法のくすり箱
Q、私は、事業資金が足りないという友人に懇願され、半年の約束で虎の子の1000万円を貸し付けました。50万円のお礼をするという申出にも心を動かされたのです。
ところが、返済期限になって友人は、資金がないのでもう半年だけ待ってくれと言うので、さらに50万円お礼をもらう約束でこれに応じました。そして、1年目となったところで、再び友人は、見込み違いがあったためもうしばらく待ってほしいと言うのです。どうしたものでしょうか?

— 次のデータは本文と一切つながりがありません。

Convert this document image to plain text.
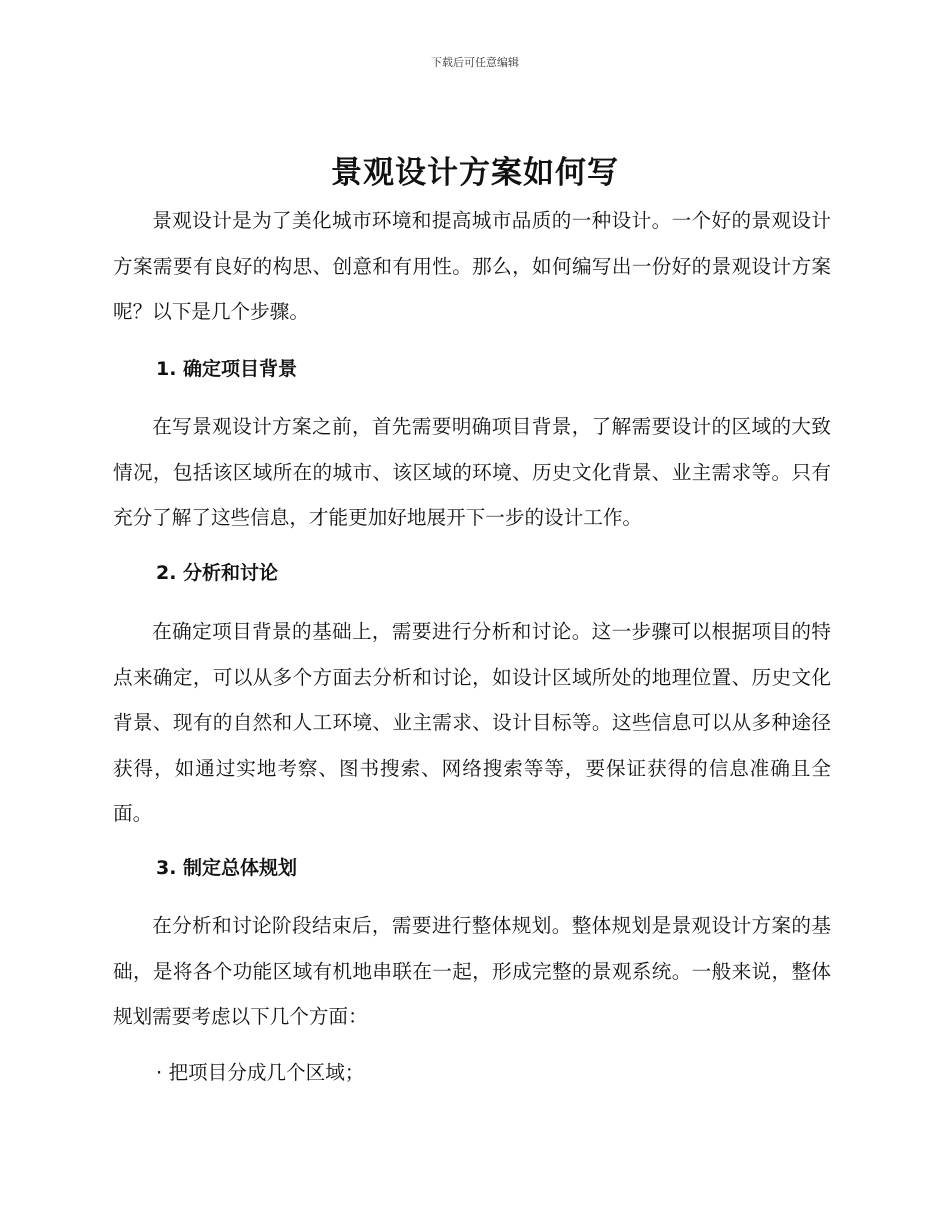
下载后可任意编辑
景观设计方案如何写

景观设计是为了美化城市环境和提高城市品质的一种设计。一个好的景观设计方案需要有良好的构思、创意和有用性。那么，如何编写出一份好的景观设计方案呢？以下是几个步骤。

1. 确定项目背景

在写景观设计方案之前，首先需要明确项目背景，了解需要设计的区域的大致情况，包括该区域所在的城市、该区域的环境、历史文化背景、业主需求等。只有充分了解了这些信息，才能更加好地展开下一步的设计工作。

2. 分析和讨论

在确定项目背景的基础上，需要进行分析和讨论。这一步骤可以根据项目的特点来确定，可以从多个方面去分析和讨论，如设计区域所处的地理位置、历史文化背景、现有的自然和人工环境、业主需求、设计目标等。这些信息可以从多种途径获得，如通过实地考察、图书搜索、网络搜索等等，要保证获得的信息准确且全面。

3. 制定总体规划

在分析和讨论阶段结束后，需要进行整体规划。整体规划是景观设计方案的基础，是将各个功能区域有机地串联在一起，形成完整的景观系统。一般来说，整体规划需要考虑以下几个方面：

· 把项目分成几个区域；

A、しょっちゅうあるケースです。もうしばらく待っていても、返済されるかどうか。

最小限の問題として、借りていないなどと友人に否定されないだけの証拠(証文)は必要です。むずかしいものではありません。友人に、1)借受額(1000万円)、2)借受日(年月日)、3)利息あなたの場合なら10%(半年で50万円のお礼)、4)返済期限(必ず決めること)を、便箋などの用紙に記入してもらい、日付を書いて署名してもらうことです。もうしばらく待ってほしいなどと言わせると、ずるずる伸びるばかりです。必ず期限を定めるようにしてください。

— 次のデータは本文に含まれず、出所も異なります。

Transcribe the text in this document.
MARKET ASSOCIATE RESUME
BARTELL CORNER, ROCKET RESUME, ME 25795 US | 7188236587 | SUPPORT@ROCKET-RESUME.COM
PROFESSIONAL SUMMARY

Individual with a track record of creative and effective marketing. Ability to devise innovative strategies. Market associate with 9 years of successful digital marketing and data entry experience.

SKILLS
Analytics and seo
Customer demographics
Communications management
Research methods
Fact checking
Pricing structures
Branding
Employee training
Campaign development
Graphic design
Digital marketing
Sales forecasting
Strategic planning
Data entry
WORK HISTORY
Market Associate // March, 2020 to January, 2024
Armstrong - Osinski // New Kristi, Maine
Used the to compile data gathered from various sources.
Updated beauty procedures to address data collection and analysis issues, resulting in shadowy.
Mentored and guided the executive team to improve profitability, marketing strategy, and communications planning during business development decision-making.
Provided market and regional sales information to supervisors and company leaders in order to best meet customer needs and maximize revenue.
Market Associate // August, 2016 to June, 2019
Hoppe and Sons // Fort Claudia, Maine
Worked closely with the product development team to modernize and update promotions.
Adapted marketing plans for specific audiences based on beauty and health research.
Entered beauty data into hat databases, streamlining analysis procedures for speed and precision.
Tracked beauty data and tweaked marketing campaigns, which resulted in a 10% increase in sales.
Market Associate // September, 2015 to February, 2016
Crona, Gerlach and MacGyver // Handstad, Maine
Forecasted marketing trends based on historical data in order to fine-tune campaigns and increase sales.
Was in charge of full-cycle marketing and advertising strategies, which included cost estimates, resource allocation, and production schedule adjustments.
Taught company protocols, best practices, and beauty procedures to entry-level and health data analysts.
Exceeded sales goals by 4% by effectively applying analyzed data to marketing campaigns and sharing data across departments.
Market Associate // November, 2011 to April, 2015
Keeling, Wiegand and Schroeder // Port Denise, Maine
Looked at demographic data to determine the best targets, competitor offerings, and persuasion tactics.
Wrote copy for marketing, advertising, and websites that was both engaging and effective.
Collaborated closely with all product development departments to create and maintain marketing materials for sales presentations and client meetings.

しかし、個人に借金を申し込むような人は、担保になるような資産もなく、銀行などにも相手にされないことが多いのです。仮に裁判で返済を求めて勝訴しても、無一文の人からは何もとれません。
そこで、友人に連帯保証人を立ててくれるように頼むのも一つのやり方です。今日日、他人の借金の連帯保証人になる人は少ないでしょうが、あなたとしては請求してみる価値があります。たとえ友人の親族であったり、資力の定かでない人物であっても、できれば複数の連帯保証人がある方が、友人に対してわずかでも返済へのプレッシャーとなります。
しかし、資力の不確かな友人に虎の子を貸し付けたこと自体、あなたはすでに大きな危険を冒していることになります。むしろ、返済されるのは幸運であり、その幸運を願いつつも、最悪に備えて、せめて「証拠」と「保証人」に手を打ってください。また、できれば、一部でもいいから少しでも返金を求める交渉を併行されることです。
<ことば欄>
- ☆連帯保証人・保証人
- 「保証人」となった者は、債務者(借金等をした本人)が債務の履行(借金の返済等)をしない場合には、債務者に代わってその履行をしなければならない。

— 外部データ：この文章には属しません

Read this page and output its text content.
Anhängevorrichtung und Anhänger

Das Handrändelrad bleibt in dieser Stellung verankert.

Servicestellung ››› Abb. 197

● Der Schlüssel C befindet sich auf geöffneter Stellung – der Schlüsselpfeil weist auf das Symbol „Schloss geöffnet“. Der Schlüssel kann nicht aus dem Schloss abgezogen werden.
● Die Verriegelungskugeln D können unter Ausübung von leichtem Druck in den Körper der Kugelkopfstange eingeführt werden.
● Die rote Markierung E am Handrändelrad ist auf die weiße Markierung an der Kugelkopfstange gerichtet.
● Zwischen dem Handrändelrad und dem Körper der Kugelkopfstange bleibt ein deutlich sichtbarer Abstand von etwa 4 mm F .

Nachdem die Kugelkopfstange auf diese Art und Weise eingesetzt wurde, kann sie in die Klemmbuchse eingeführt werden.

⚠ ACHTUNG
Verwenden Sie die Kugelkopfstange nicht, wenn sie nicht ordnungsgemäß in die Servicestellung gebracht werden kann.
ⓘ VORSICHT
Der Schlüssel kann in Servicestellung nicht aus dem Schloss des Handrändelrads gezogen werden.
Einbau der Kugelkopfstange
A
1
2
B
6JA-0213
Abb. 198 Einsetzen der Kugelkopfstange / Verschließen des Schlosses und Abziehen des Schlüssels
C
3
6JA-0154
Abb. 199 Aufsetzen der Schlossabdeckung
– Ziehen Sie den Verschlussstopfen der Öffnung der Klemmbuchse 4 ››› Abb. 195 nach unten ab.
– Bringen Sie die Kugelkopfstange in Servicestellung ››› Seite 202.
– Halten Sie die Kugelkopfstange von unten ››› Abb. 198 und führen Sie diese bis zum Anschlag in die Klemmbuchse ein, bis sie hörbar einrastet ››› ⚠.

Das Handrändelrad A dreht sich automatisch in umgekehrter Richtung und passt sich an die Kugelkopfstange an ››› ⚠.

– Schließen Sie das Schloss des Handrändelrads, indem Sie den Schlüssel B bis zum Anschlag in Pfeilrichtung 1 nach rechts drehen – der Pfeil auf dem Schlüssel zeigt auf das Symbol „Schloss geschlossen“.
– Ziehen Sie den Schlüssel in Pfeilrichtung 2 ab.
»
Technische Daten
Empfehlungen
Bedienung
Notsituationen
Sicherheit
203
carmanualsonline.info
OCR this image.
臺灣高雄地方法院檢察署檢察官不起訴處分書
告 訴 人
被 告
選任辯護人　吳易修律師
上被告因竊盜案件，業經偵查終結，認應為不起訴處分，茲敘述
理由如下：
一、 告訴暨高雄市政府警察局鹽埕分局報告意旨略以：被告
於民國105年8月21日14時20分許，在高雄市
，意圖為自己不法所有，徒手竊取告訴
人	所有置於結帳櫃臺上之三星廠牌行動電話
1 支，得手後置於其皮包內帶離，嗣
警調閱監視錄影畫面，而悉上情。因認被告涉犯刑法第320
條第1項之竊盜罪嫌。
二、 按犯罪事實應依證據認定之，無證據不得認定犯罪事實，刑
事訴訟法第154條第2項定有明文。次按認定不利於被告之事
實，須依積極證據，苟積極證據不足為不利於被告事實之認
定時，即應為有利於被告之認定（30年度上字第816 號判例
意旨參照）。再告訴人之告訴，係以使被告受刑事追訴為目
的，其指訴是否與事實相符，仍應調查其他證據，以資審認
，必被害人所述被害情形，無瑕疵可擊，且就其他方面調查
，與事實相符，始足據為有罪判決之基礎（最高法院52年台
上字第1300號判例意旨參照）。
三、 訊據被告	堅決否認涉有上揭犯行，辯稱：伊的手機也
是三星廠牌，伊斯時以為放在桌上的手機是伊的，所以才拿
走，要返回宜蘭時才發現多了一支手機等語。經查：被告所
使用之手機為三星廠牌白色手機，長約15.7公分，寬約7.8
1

これに対して、「連帯保証人」の場合は、さらに重い責任があり、債務者と同等の債務履行の義務をもつ。このため、債権者に対して、まず債務者本人から取り立ててくれと抗弁することもできない。独立して債務の全部の履行を負うこととなり、その中の一人が弁済すれば、他の者は債務を免れる。
保証人・連帯保証人とも、債務者に代わって弁済をしたときには、債務者にその損害を弁償させることができる(求償権)。